Par un mémoire en défense, enregistré le 8 novembre 2024, le département du Rhône, représenté par la Selarl Carnot avocats, conclut au rejet de la requête.
Il soutient que :
– les conclusions dirigées contre le courrier du 14 novembre 2023, qui constitue une mesure d’information dépourvue de caractère décisoire, sont irrecevables ;
– le moyen tiré du défaut de motivation de la décision du 21 décembre 2023 est inopérant dès lors qu’un licenciement au terme d’une période d’essai n’a pas à être motivé ;
– les moyens soulevés ne sont pas fondés.
Par ordonnance du 30 octobre 2025, l’instruction a été close le 1er décembre 2025.
II. Par une requête enregistrée le 16 août 2024 sous le n° 2408281, Mme A… B…, représentée par la Selafa Cabinet Cassel, demande au tribunal :
1°) de condamner le département du Rhône à lui verser la somme de 85 342,18 euros, assortie des intérêts courant à compter du 6 juin 2024, en réparation des préjudices subis ;
2°) de mettre à la charge du département du Rhône une somme de 3 000 euros sur le fondement de l’article L. 761-1 du code de justice administrative.
Elle soutient que :
– la responsabilité pour faute du département du Rhône est engagée compte tenu de l’illégalité de la décision la licenciant, pour promesses non tenues et compte tenu plus généralement de ses conditions de travail ;
– elle doit être indemnisée de son préjudice financier à hauteur de 80 342,18 euros et de son préjudice moral et des troubles dans ses conditions d’existence à hauteur de 5 000 euros.
Par un mémoire en défense, enregistré le 11 avril 2025, le département du Rhône, représenté par la Selarl Carnot avocats, conclut au rejet de la requête.
Il soutient que :
– il n’a commis aucune faute de nature à engager sa responsabilité ;
– sa demande est irrecevable à hauteur de 49 400 euros sollicités au titre d’un manque à gagner financier qui n’a pas été présenté dans sa demande indemnitaire préalable ;
– les préjudices ne sont justifiées ni d
ans leur principe, ni dans leur montant et sont sans lien avec les fautes invoquées.

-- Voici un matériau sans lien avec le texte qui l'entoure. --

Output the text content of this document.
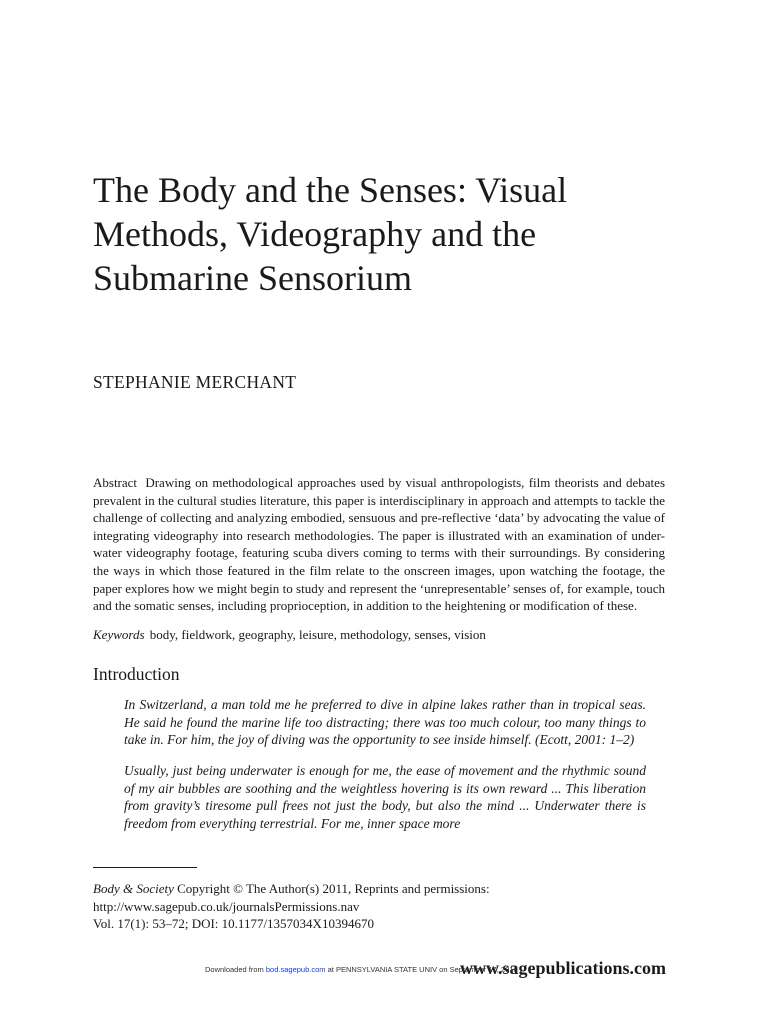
The Body and the Senses: Visual Methods, Videography and the Submarine Sensorium
STEPHANIE MERCHANT
Abstract Drawing on methodological approaches used by visual anthropologists, film theorists and debates prevalent in the cultural studies literature, this paper is interdisciplinary in approach and attempts to tackle the challenge of collecting and analyzing embodied, sensuous and pre-reflective ‘data’ by advocating the value of integrating videography into research methodologies. The paper is illustrated with an examination of under-water videography footage, featuring scuba divers coming to terms with their surroundings. By considering the ways in which those featured in the film relate to the onscreen images, upon watching the footage, the paper explores how we might begin to study and represent the ‘unrepresentable’ senses of, for example, touch and the somatic senses, including proprioception, in addition to the heightening or modification of these.
Keywords body, fieldwork, geography, leisure, methodology, senses, vision
Introduction
In Switzerland, a man told me he preferred to dive in alpine lakes rather than in tropical seas. He said he found the marine life too distracting; there was too much colour, too many things to take in. For him, the joy of diving was the opportunity to see inside himself. (Ecott, 2001: 1–2)
Usually, just being underwater is enough for me, the ease of movement and the rhythmic sound of my air bubbles are soothing and the weightless hovering is its own reward ... This liberation from gravity’s tiresome pull frees not just the body, but also the mind ... Underwater there is freedom from everything terrestrial. For me, inner space more
Body & Society Copyright © The Author(s) 2011, Reprints and permissions:
http://www.sagepub.co.uk/journalsPermissions.nav
Vol. 17(1): 53–72; DOI: 10.1177/1357034X10394670
www.sagepublications.com
Downloaded from bod.sagepub.com at PENNSYLVANIA STATE UNIV on September 17, 2016
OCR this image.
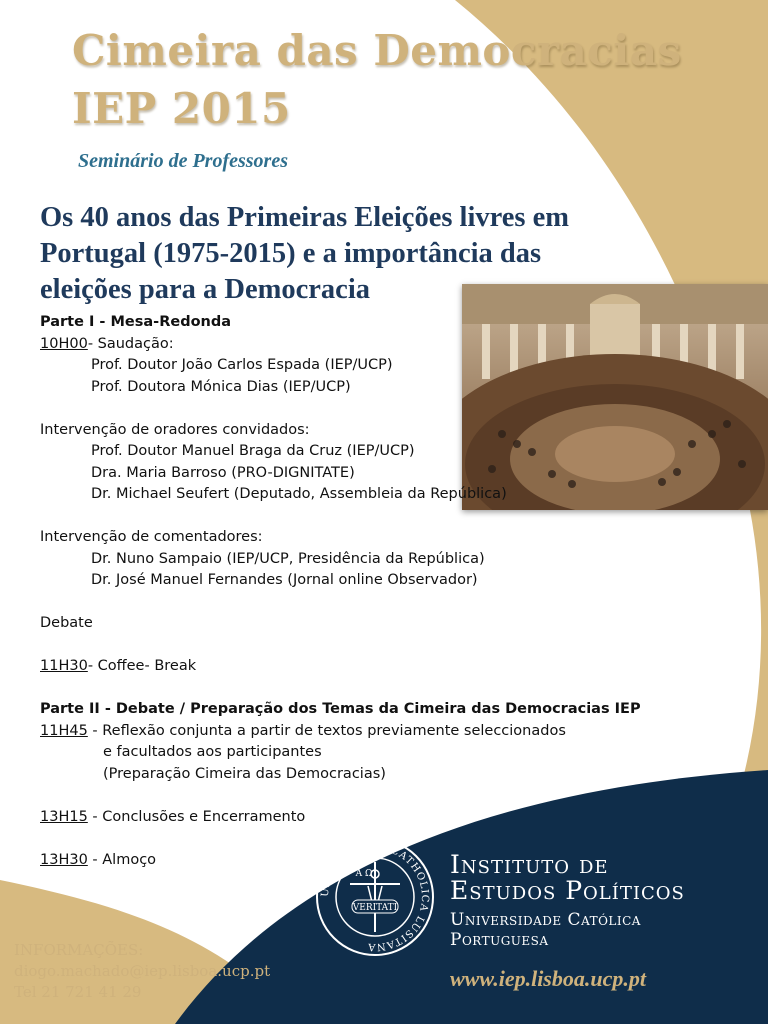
Cimeira das Democracias
IEP 2015
Seminário de Professores
Os 40 anos das Primeiras Eleições livres em
Portugal (1975-2015) e a importância das
eleições para a Democracia

Parte I - Mesa-Redonda

10H00- Saudação:

Prof. Doutor João Carlos Espada (IEP/UCP)

Prof. Doutora Mónica Dias (IEP/UCP)

Intervenção de oradores convidados:

Prof. Doutor Manuel Braga da Cruz (IEP/UCP)

Dra. Maria Barroso (PRO-DIGNITATE)

Dr. Michael Seufert (Deputado, Assembleia da República)

Intervenção de comentadores:

Dr. Nuno Sampaio (IEP/UCP, Presidência da República)

Dr. José Manuel Fernandes (Jornal online Observador)

Debate

11H30- Coffee- Break

Parte II - Debate / Preparação dos Temas da Cimeira das Democracias IEP

11H45 - Reflexão conjunta a partir de textos previamente seleccionados

e facultados aos participantes

(Preparação Cimeira das Democracias)

13H15 - Conclusões e Encerramento

13H30 - Almoço

INFORMAÇÕES:

diogo.machado@iep.lisboa.ucp.pt

Tel 21 721 41 29

UNIVERSITAS CATHOLICA LUSITANA
A Ω
VERITATI

Instituto de

Estudos Políticos

Universidade Católica

Portuguesa

www.iep.lisboa.ucp.pt
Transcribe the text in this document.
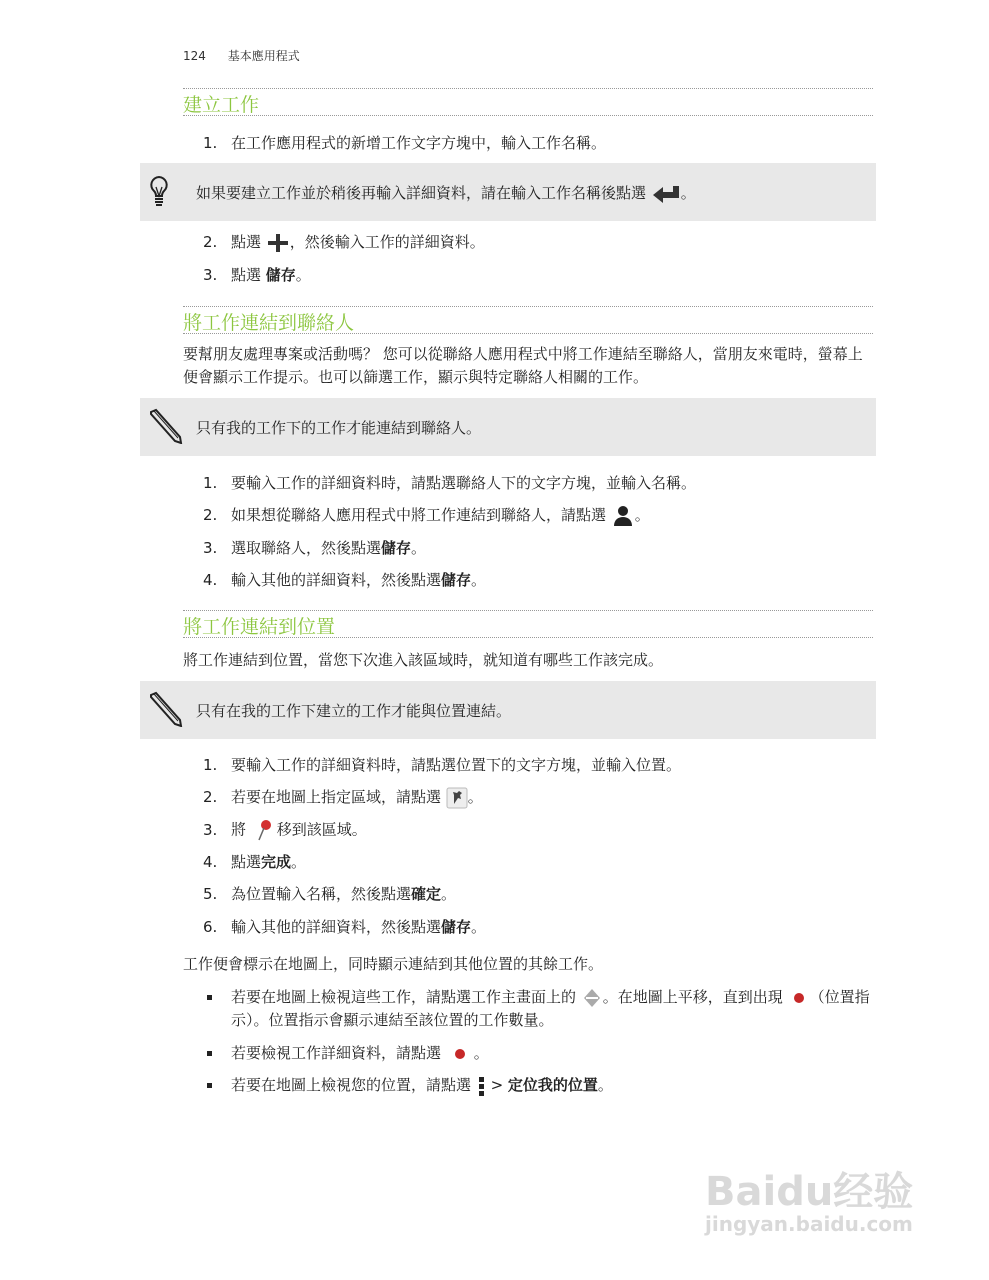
124 基本應用程式
建立工作
1. 在工作應用程式的新增工作文字方塊中，輸入工作名稱。
如果要建立工作並於稍後再輸入詳細資料，請在輸入工作名稱後點選 。
2. 點選 ，然後輸入工作的詳細資料。
3. 點選 儲存。
將工作連結到聯絡人
要幫朋友處理專案或活動嗎？ 您可以從聯絡人應用程式中將工作連結至聯絡人，當朋友來電時，螢幕上便會顯示工作提示。也可以篩選工作，顯示與特定聯絡人相關的工作。
只有我的工作下的工作才能連結到聯絡人。
1. 要輸入工作的詳細資料時，請點選聯絡人下的文字方塊，並輸入名稱。
2. 如果想從聯絡人應用程式中將工作連結到聯絡人，請點選 。
3. 選取聯絡人，然後點選儲存。
4. 輸入其他的詳細資料，然後點選儲存。
將工作連結到位置
將工作連結到位置，當您下次進入該區域時，就知道有哪些工作該完成。
只有在我的工作下建立的工作才能與位置連結。
1. 要輸入工作的詳細資料時，請點選位置下的文字方塊，並輸入位置。
2. 若要在地圖上指定區域，請點選 。
3. 將 移到該區域。
4. 點選完成。
5. 為位置輸入名稱，然後點選確定。
6. 輸入其他的詳細資料，然後點選儲存。
工作便會標示在地圖上，同時顯示連結到其他位置的其餘工作。
若要在地圖上檢視這些工作，請點選工作主畫面上的 。在地圖上平移，直到出現 （位置指示）。位置指示會顯示連結至該位置的工作數量。
若要檢視工作詳細資料，請點選 。
若要在地圖上檢視您的位置，請點選  > 定位我的位置。
Baidu经验
jingyan.baidu.com
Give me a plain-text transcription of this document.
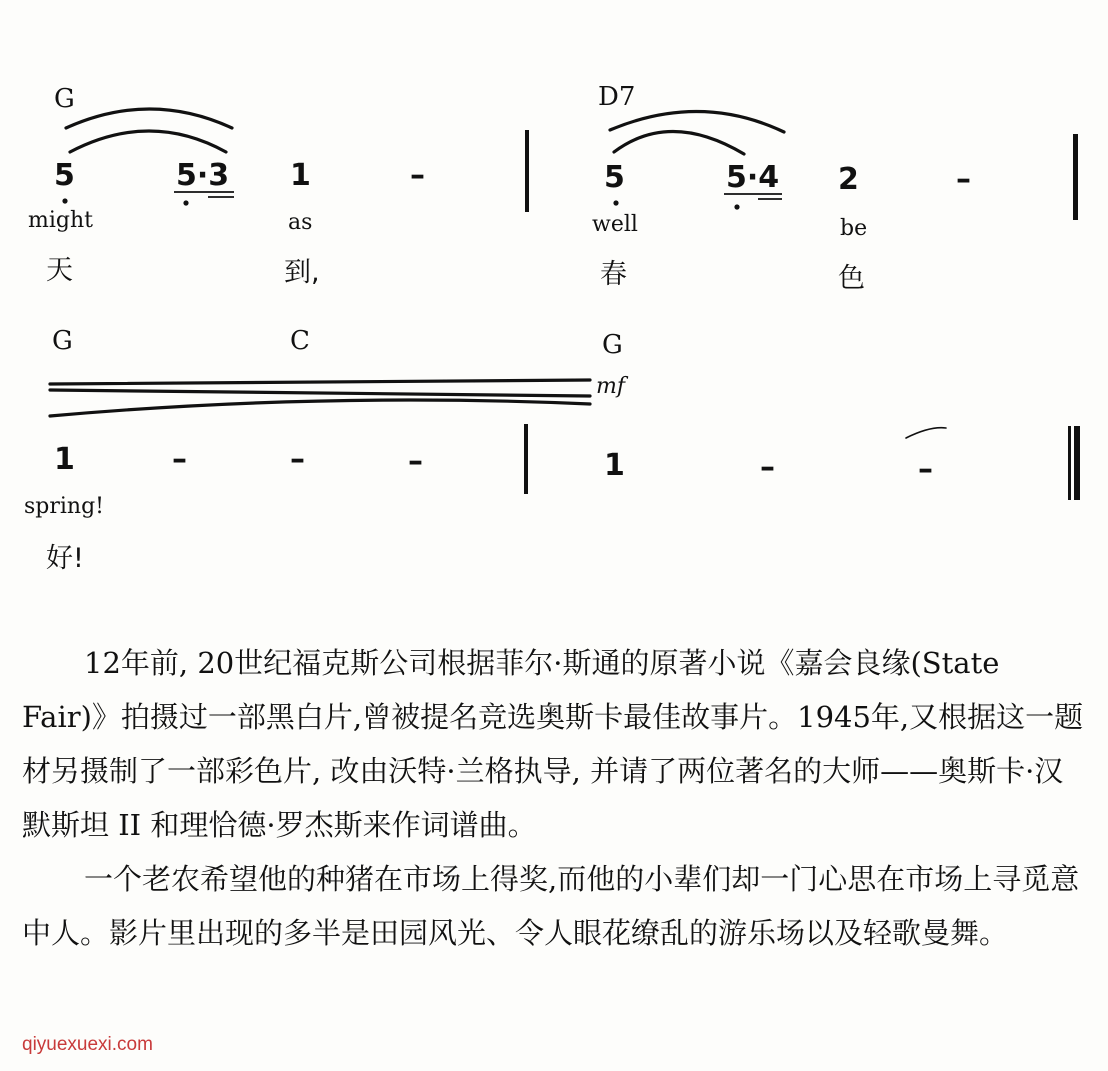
G	D7
5	5·3 1	–	5	5·4 2	–
might	as	well	be
天	到,	春	色
G	C	G
mf
1	–	–	–	1	–	–
spring!
好!

12年前, 20世纪福克斯公司根据菲尔·斯通的原著小说《嘉会良缘(State Fair)》拍摄过一部黑白片,曾被提名竞选奥斯卡最佳故事片。1945年,又根据这一题材另摄制了一部彩色片, 改由沃特·兰格执导, 并请了两位著名的大师——奥斯卡·汉默斯坦 II 和理恰德·罗杰斯来作词谱曲。

一个老农希望他的种猪在市场上得奖,而他的小辈们却一门心思在市场上寻觅意中人。影片里出现的多半是田园风光、令人眼花缭乱的游乐场以及轻歌曼舞。

qiyuexuexi.com
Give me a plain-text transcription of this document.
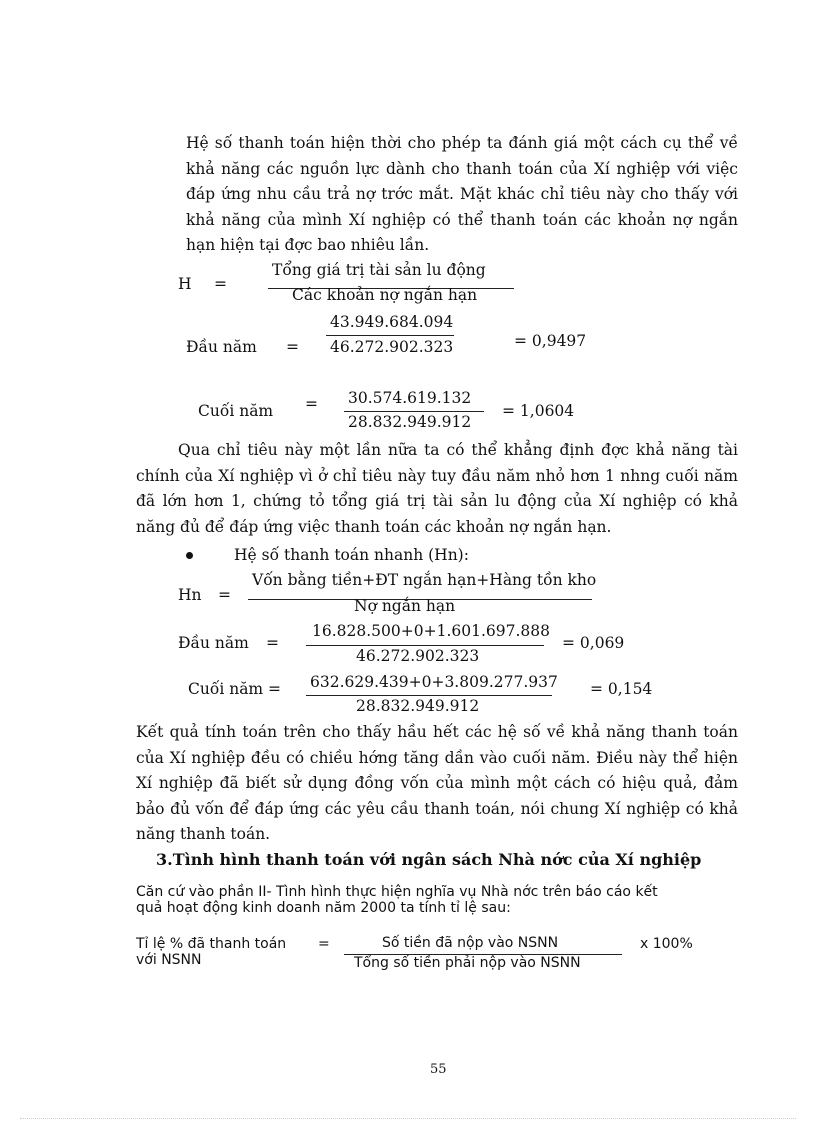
Hệ số thanh toán hiện thời cho phép ta đánh giá một cách cụ thể về khả năng các nguồn lực dành cho thanh toán của Xí nghiệp với việc đáp ứng nhu cầu trả nợ trớc mắt. Mặt khác chỉ tiêu này cho thấy với khả năng của mình Xí nghiệp có thể thanh toán các khoản nợ ngắn hạn hiện tại đợc bao nhiêu lần.
H =
Tổng giá trị tài sản lu động
Các khoản nợ ngắn hạn
Đầu năm =
43.949.684.094
46.272.902.323	= 0,9497
Cuối năm = 30.574.619.132
28.832.949.912
= 1,0604
Qua chỉ tiêu này một lần nữa ta có thể khẳng định đợc khả năng tài chính của Xí nghiệp vì ở chỉ tiêu này tuy đầu năm nhỏ hơn 1 nhng cuối năm đã lớn hơn 1, chứng tỏ tổng giá trị tài sản lu động của Xí nghiệp có khả năng đủ để đáp ứng việc thanh toán các khoản nợ ngắn hạn.
Hệ số thanh toán nhanh (Hn):
Hn =
Vốn bằng tiền+ĐT ngắn hạn+Hàng tồn kho
Nợ ngắn hạn
Đầu năm =
16.828.500+0+1.601.697.888
46.272.902.323
= 0,069
Cuối năm = 632.629.439+0+3.809.277.937
28.832.949.912
= 0,154
Kết quả tính toán trên cho thấy hầu hết các hệ số về khả năng thanh toán của Xí nghiệp đều có chiều hớng tăng dần vào cuối năm. Điều này thể hiện Xí nghiệp đã biết sử dụng đồng vốn của mình một cách có hiệu quả, đảm bảo đủ vốn để đáp ứng các yêu cầu thanh toán, nói chung Xí nghiệp có khả năng thanh toán.
3.Tình hình thanh toán với ngân sách Nhà nớc của Xí nghiệp
Căn cứ vào phần II- Tình hình thực hiện nghĩa vụ Nhà nớc trên báo cáo kết
quả hoạt động kinh doanh năm 2000 ta tính tỉ lệ sau:
Tỉ lệ % đã thanh toán
với NSNN
=	Số tiền đã nộp vào NSNN
Tổng số tiền phải nộp vào NSNN
x 100%
55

Vu les autres pièces des dossiers.
Vu :
– le code général des collectivités territoriales ;
– le code général de la fonction publique ;
– le code des relations entre le public et l’administration ;
– le décret n° 88-145 du 15 février 1988 ;
– le code de justice administrative.
Les parties ont été régulièrement averties du jour de l’audience.
Ont été entendus au cours de l’audience publique :
– le rapport de Mme Lacroix,
– les conclusions de M. Gilbertas, rapporteur public,
– et les observations de Me Allala, pour le département du Rhône.
Considérant ce qui suit :
Mme A… B… a été recrutée en qualité d’assistante socio-éducative par le département du Rhône par contrat à durée déterminée pour la période du 28 août 2023 au 27 août 2026 pour assurer les fonctions de conseillère conjugale et familiale au centre départemental de santé et d’éducation sexuelle au sein de la maison du Rhône de Mormant. Par la requête n° 2401703, Mme B… demande l’annulation des décisions des 14 novembre et 21 décembre 2023 par lesquelles, respectivement, le directeur général des services du département du Rhône et le président du conseil départemental du Rhône ont résilié son contrat à l’issue de la période d’essai le 27 novembre 2023. Par la requête n° 2408281, Mme B… demande de condamner le département du Rhône à lui verser la somme de 85 342,18 euros, assortie des intérêts courant à compter du 6 juin 2024, en réparation des préjudices subis à la suite de la résiliation de son contrat.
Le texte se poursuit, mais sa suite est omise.